‘Trago Comigo’ trata do esquecimento e da memória nos anos da ditadura

Diretora Tata Amaral destaca a importância de rememorar o período quando pessoas saem às ruas pedindo a volta dos militares.

por Tiago Pereira, da RBA

Lançado na última quinta-feira (16) nos cinemas, o filme Trago Comigo, da diretora Tata Amaral, trata das marcas deixados pela ditadura nas trajetórias pessoais daqueles que viveram o período sombrio, e de toda a sociedade brasileira, que ainda hoje convive com heranças dos anos de chumbo, como a tortura.

O filme conta a história do diretor de teatro aposentado Telmo Marinicov, interpretado por Carlos Alberto Riccelli, que participou da resistência contra o regime civil-militar inaugurado com o golpe de 1964. Indagado sobre  sua companheira da luta armada Lia, Telmo busca resgatar a memória desse amor, apagada pelo trauma da tortura e violência.

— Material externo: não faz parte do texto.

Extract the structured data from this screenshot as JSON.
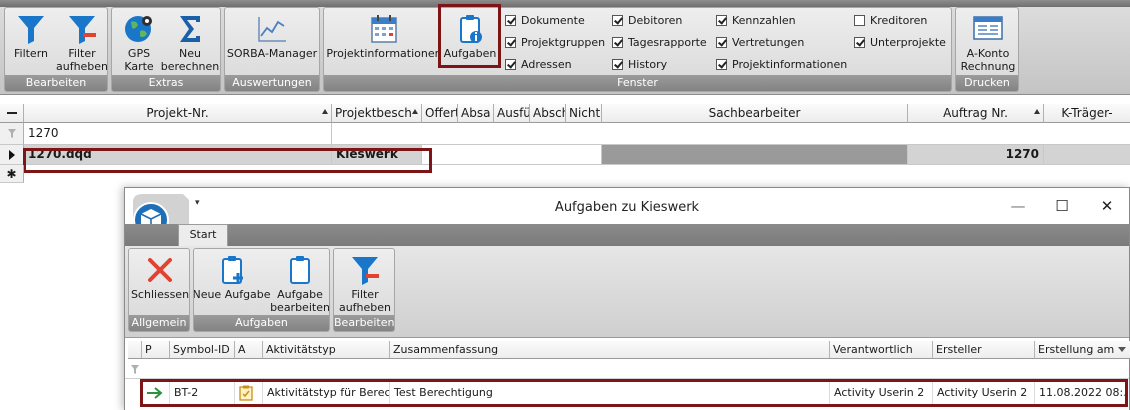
{
  "ribbon": {
    "groups": {
      "bearbeiten": "Bearbeiten",
      "extras": "Extras",
      "auswertungen": "Auswertungen",
      "fenster": "Fenster",
      "drucken": "Drucken"
    },
    "buttons": {
      "filtern": "Filtern",
      "filter_aufheben_1": "Filter",
      "filter_aufheben_2": "aufheben",
      "gps_1": "GPS",
      "gps_2": "Karte",
      "neu_1": "Neu",
      "neu_2": "berechnen",
      "sorba": "SORBA-Manager",
      "projektinfo": "Projektinformationen",
      "aufgaben": "Aufgaben",
      "akonto_1": "A-Konto",
      "akonto_2": "Rechnung"
    },
    "checkboxes": [
      {
        "label": "Dokumente",
        "checked": true
      },
      {
        "label": "Projektgruppen",
        "checked": true
      },
      {
        "label": "Adressen",
        "checked": true
      },
      {
        "label": "Debitoren",
        "checked": true
      },
      {
        "label": "Tagesrapporte",
        "checked": true
      },
      {
        "label": "History",
        "checked": true
      },
      {
        "label": "Kennzahlen",
        "checked": true
      },
      {
        "label": "Vertretungen",
        "checked": true
      },
      {
        "label": "Projektinformationen",
        "checked": true
      },
      {
        "label": "Kreditoren",
        "checked": false
      },
      {
        "label": "Unterprojekte",
        "checked": true
      }
    ]
  },
  "grid": {
    "columns": {
      "projekt_nr": "Projekt-Nr.",
      "projektbesch": "Projektbesch",
      "offert": "Offert",
      "absa": "Absa",
      "ausfu": "Ausfü",
      "absch": "Absch",
      "nicht": "Nicht",
      "sachbearbeiter": "Sachbearbeiter",
      "auftrag_nr": "Auftrag Nr.",
      "k_traeger": "K-Träger-"
    },
    "filter_value": "1270",
    "row": {
      "projekt_nr": "1270.dqd",
      "projektbesch": "Kieswerk",
      "checks": [
        false,
        false,
        true,
        false,
        false
      ],
      "auftrag_nr": "1270"
    },
    "new_row_marker": "✱"
  },
  "dialog": {
    "title": "Aufgaben zu Kieswerk",
    "quick_access": "▾",
    "tab_start": "Start",
    "window_buttons": {
      "minimize": "—",
      "maximize": "☐",
      "close": "✕"
    },
    "groups": {
      "allgemein": "Allgemein",
      "aufgaben": "Aufgaben",
      "bearbeiten": "Bearbeiten"
    },
    "buttons": {
      "schliessen": "Schliessen",
      "neue_aufgabe": "Neue Aufgabe",
      "aufgabe_bearbeiten_1": "Aufgabe",
      "aufgabe_bearbeiten_2": "bearbeiten",
      "filter_aufheben_1": "Filter",
      "filter_aufheben_2": "aufheben"
    },
    "columns": {
      "p": "P",
      "symbol_id": "Symbol-ID",
      "a": "A",
      "aktivitaetstyp": "Aktivitätstyp",
      "zusammenfassung": "Zusammenfassung",
      "verantwortlich": "Verantwortlich",
      "ersteller": "Ersteller",
      "erstellung_am": "Erstellung am"
    },
    "row": {
      "symbol_id": "BT-2",
      "aktivitaetstyp": "Aktivitätstyp für Berec…",
      "zusammenfassung": "Test Berechtigung",
      "verantwortlich": "Activity Userin 2",
      "ersteller": "Activity Userin 2",
      "erstellung_am": "11.08.2022 08:…"
    }
  },
  "colors": {
    "highlight": "#7d1517",
    "accent_blue": "#1a76c9",
    "red_x": "#e0432f"
  }
}
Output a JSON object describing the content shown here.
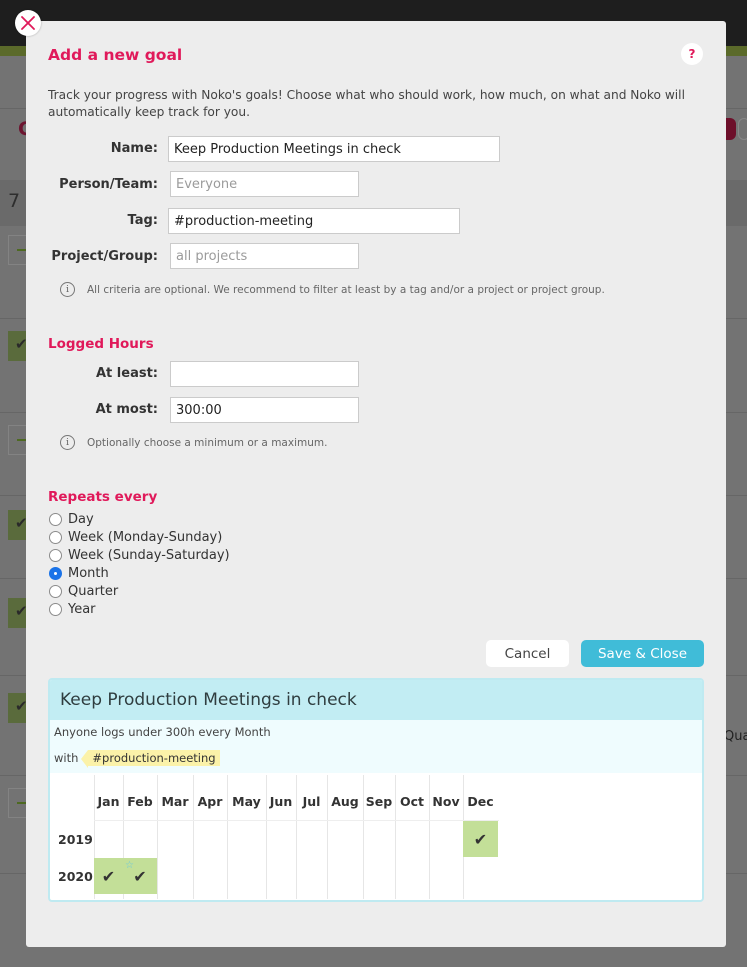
{
  "background": {
    "count_prefix": "7 C",
    "heading_initial": "C",
    "partial_text": "Qua"
  },
  "modal": {
    "title": "Add a new goal",
    "help_label": "?",
    "intro": "Track your progress with Noko's goals! Choose what who should work, how much, on what and Noko will automatically keep track for you.",
    "fields": {
      "name": {
        "label": "Name:",
        "value": "Keep Production Meetings in check",
        "placeholder": ""
      },
      "person_team": {
        "label": "Person/Team:",
        "value": "",
        "placeholder": "Everyone"
      },
      "tag": {
        "label": "Tag:",
        "value": "#production-meeting",
        "placeholder": ""
      },
      "project_group": {
        "label": "Project/Group:",
        "value": "",
        "placeholder": "all projects"
      }
    },
    "criteria_hint": "All criteria are optional. We recommend to filter at least by a tag and/or a project or project group.",
    "logged_hours": {
      "heading": "Logged Hours",
      "at_least": {
        "label": "At least:",
        "value": ""
      },
      "at_most": {
        "label": "At most:",
        "value": "300:00"
      },
      "hint": "Optionally choose a minimum or a maximum."
    },
    "repeats": {
      "heading": "Repeats every",
      "options": [
        {
          "label": "Day",
          "checked": false
        },
        {
          "label": "Week (Monday-Sunday)",
          "checked": false
        },
        {
          "label": "Week (Sunday-Saturday)",
          "checked": false
        },
        {
          "label": "Month",
          "checked": true
        },
        {
          "label": "Quarter",
          "checked": false
        },
        {
          "label": "Year",
          "checked": false
        }
      ]
    },
    "buttons": {
      "cancel": "Cancel",
      "save": "Save & Close"
    },
    "preview": {
      "title": "Keep Production Meetings in check",
      "description": "Anyone logs under 300h every Month",
      "with_label": "with",
      "tag": "#production-meeting",
      "months": [
        "Jan",
        "Feb",
        "Mar",
        "Apr",
        "May",
        "Jun",
        "Jul",
        "Aug",
        "Sep",
        "Oct",
        "Nov",
        "Dec"
      ],
      "years": [
        {
          "year": "2019",
          "met": [
            "Dec"
          ]
        },
        {
          "year": "2020",
          "met": [
            "Jan",
            "Feb"
          ],
          "current": "Feb"
        }
      ]
    }
  },
  "colors": {
    "accent": "#e0195a",
    "primary_button": "#40bcd8",
    "goal_met": "#c3df98",
    "radio_selected": "#1a73e8"
  }
}
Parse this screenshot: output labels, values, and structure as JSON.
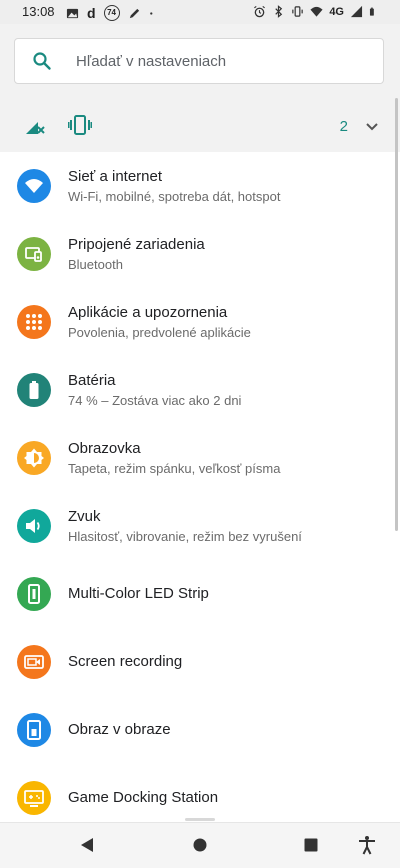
{
  "status_bar": {
    "time": "13:08",
    "badge": "74",
    "network": "4G",
    "left_icons": [
      "gallery-icon",
      "d-app-icon",
      "notification-74-icon",
      "pen-icon",
      "dot-icon"
    ],
    "right_icons": [
      "alarm-icon",
      "bluetooth-icon",
      "vibrate-icon",
      "wifi-icon",
      "signal-icon",
      "battery-icon"
    ]
  },
  "search": {
    "placeholder": "Hľadať v nastaveniach"
  },
  "conditions": {
    "count": "2",
    "icons": [
      "no-signal-icon",
      "vibrate-icon"
    ]
  },
  "settings": {
    "items": [
      {
        "title": "Sieť a internet",
        "subtitle": "Wi-Fi, mobilné, spotreba dát, hotspot",
        "icon": "wifi-icon",
        "color": "#1e88e5"
      },
      {
        "title": "Pripojené zariadenia",
        "subtitle": "Bluetooth",
        "icon": "devices-icon",
        "color": "#7cb342"
      },
      {
        "title": "Aplikácie a upozornenia",
        "subtitle": "Povolenia, predvolené aplikácie",
        "icon": "apps-grid-icon",
        "color": "#f4761c"
      },
      {
        "title": "Batéria",
        "subtitle": "74 % – Zostáva viac ako 2 dni",
        "icon": "battery-icon",
        "color": "#218378"
      },
      {
        "title": "Obrazovka",
        "subtitle": "Tapeta, režim spánku, veľkosť písma",
        "icon": "brightness-icon",
        "color": "#f9a825"
      },
      {
        "title": "Zvuk",
        "subtitle": "Hlasitosť, vibrovanie, režim bez vyrušení",
        "icon": "volume-icon",
        "color": "#10a89b"
      },
      {
        "title": "Multi-Color LED Strip",
        "subtitle": "",
        "icon": "led-strip-icon",
        "color": "#34a853"
      },
      {
        "title": "Screen recording",
        "subtitle": "",
        "icon": "video-camera-icon",
        "color": "#f4761c"
      },
      {
        "title": "Obraz v obraze",
        "subtitle": "",
        "icon": "picture-in-picture-icon",
        "color": "#1e88e5"
      },
      {
        "title": "Game Docking Station",
        "subtitle": "",
        "icon": "dock-station-icon",
        "color": "#f9b600"
      }
    ]
  },
  "nav_bar": {
    "buttons": [
      "back-icon",
      "home-icon",
      "recents-icon",
      "accessibility-icon"
    ]
  }
}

Da busca por essas lembranças, duras e doces, Marinicov decide montar uma peça reconstituindo a ação de seu grupo nos idos de 1968, quando da decretação do AI-5, que marca a fase mais obscura da ditadura, com perdas de liberdades individuais e coletivas, prisões, torturas e mortes. “É a história de uma peça. É também a história de um homem que procura resgatar o seu amor de juventude, ao mesmo tempo em que busca resgatar seu sonho de liberdade e de mudança”, diz a diretora Tata Amaral à RBA.

Para a montagem da peça, Telmo dirige um grupo de jovens atores que, a partir desse recorte geracional e das dificuldades de entender o que movia a luta daquela época, surgem com uma série de embates e tensões de ordem moral e ideológica.

A história foi filmada em 2009. Tata afirma que o filme ganha ares de “urgência” no atual momento, principalmente quando pessoas saem às ruas pedindo pela volta da ditadura, por conta de uma “ideia-fantasia”, que deturpa o ocorrido naqueles 21 anos de arbítrio. “Essas pessoas não sabem que, numa ditadura, se você pede um outro tipo de regime, como a democracia, isso já significaria voz de prisão, tortura e morte”, frisa a cineasta.

tata

Tendo retratado o mesmo período no filme Hoje, Tata Amaral diz ser fundamental lembrar da ditadura enquanto práticas daquele período, como a tortura, seguem incomodando no presente. “A tortura é uma prática de Estado, no Brasil, e ela precisa acabar. Como sociedade, temos que dizer que a gente não quer mais saber de tortura. Nesse momento em que estou falando com você, alguém está sendo torturado em alguma prisão. Isso porque a gente nunca disse não”.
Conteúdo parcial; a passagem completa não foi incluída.